Dans cette guerre économique, il n’y a plus de place pour la concertation, le respect de l’individu, ni quoi que ce soit d’ailleurs. Il y a la brutalité des faits, c’est tout. Le réformisme a fait son temps, parce que cela ne correspond plus aux nécessités économiques, ni aux jeux de pouvoir actuels.

Cette situation inédite depuis longtemps pose de sérieux problèmes à nombre d’organisations et de militants, qui trop souvent se sont reposés sur la reproduction de comportements revendicatifs acquis et perçus comme immuables. Les remises en question collectives sont très difficiles et parfois impossibles de l’intérieur.

le darwinisme politico-syndical : s’adapter ou mourir !

Certaines organisations politiques et syndicales ont perçu cette mutation et ont choisi d’être dans le camp des « gagnants ». Elles développent des stratégies cohérentes pour s’adapter à cette révolution rampante. C’est le cas du P.S. et de ses satellites, comme de la F.E.N. et de l’U.N.S.A., de la C.F.D.T. et de quelques autres.

Pour eux, tout va bien, et on se bouscule pour intégrer leurs réseaux, car au bout il y a la gamelle. Le cas de la C.F.D.T. est exemplaire en ce sens que cette organisation s’est affichée ouvertement avec Juppé contre le mouvement social de 1995, et sa secrétaire générale s’est faite huer publiquement.

Elle impulse les nouvelles formes de gestion des organismes sociaux qu’elle « contrôle », poussant toujours plus à la privatisation de la protection sociale. C’est pour cela que la C.F.D.T. a l’appui du P.S. comme des patrons, sans que cela ne nuise à son développement. Elle arrive même à se fabriquer une image de syndicat de lutte. Ce fut le cas lors de la dernière grève des routiers, largement pré-médiatisée et dont l’issue a été l’objet d’une polémique virulente avec F.O., ce qui ne doit rien au hasard. Seule l’origine sociale de ses adhérents évolue, tout comme le P.S. avoue ne pas ou peu représenter les classes pauvres.

D’autres se savent plus très bien où est leur espace politique et sont soumis à des pressions internes contradictoires. C’est le cas du P.C. mais aussi de ce qui reste de l’extrême gauche, comme de la C.G.T. et de F.O. Leur légitimité idéologique est détruite et leur avenir est derrière eux.

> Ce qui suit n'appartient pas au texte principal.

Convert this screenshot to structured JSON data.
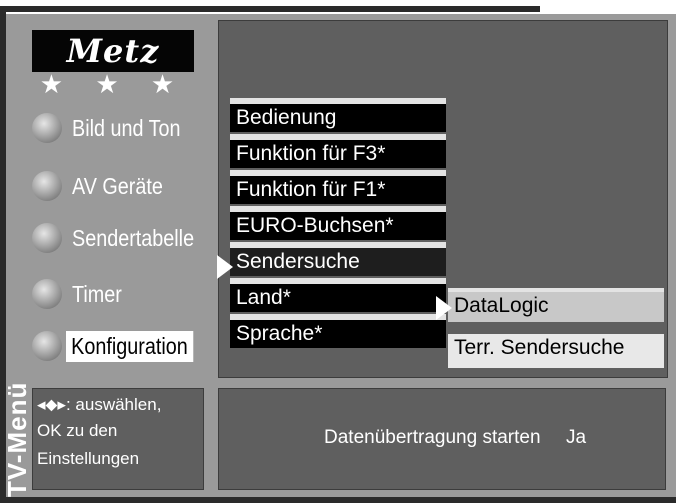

La seule référence idéologique du P.C. d’aujourd’hui se résume à un vague humanisme puisque le marxisme-léninisme n’est plus présentable.

La C.G.T., bien qu’encore encore imprégnée de la lutte de classes, marche sur une seule jambe parce qu’il lui manque les perpectives politiques qu’autrefois le P.C. se chargeait s’assumer pour elle. C’est pourtant l’organisation syndicale qui reste la mieux armée pour capter à l’avenir le prolétariat qui subit le plus les effets du capitalisme-piranhas. Le discours de la C.G.T. essaie aujourd’hui de mettre en avant des concepts inspirés d’un anarcho-syndicalisme aseptisé. Mais ne sera pas suffisant pour répondre à la radicalité sociale que requière la situation.

F.O. revendique la cogestion et a souvent pratiqué la collaboration de classe, sous un vernis d’indépendance syndicale. Ce syndicat voit son espace social se refermer au fur et à mesure que la C.F.D.T. s’intègre dans les structures gestionnaires du système. Et les coups de gueule de Blondel ne font que relever le fait que ce type de syndicalisme est bel et bien aux abois.

Cependant ces lourdes machines ont suffisamment d’inertie de fonctionnement et de permanents pour qu’elles puissent perdurer pas mal de temps, d’autant plus qu’elles rendent encore de bons « services », les choses ne se transformant que progressivement.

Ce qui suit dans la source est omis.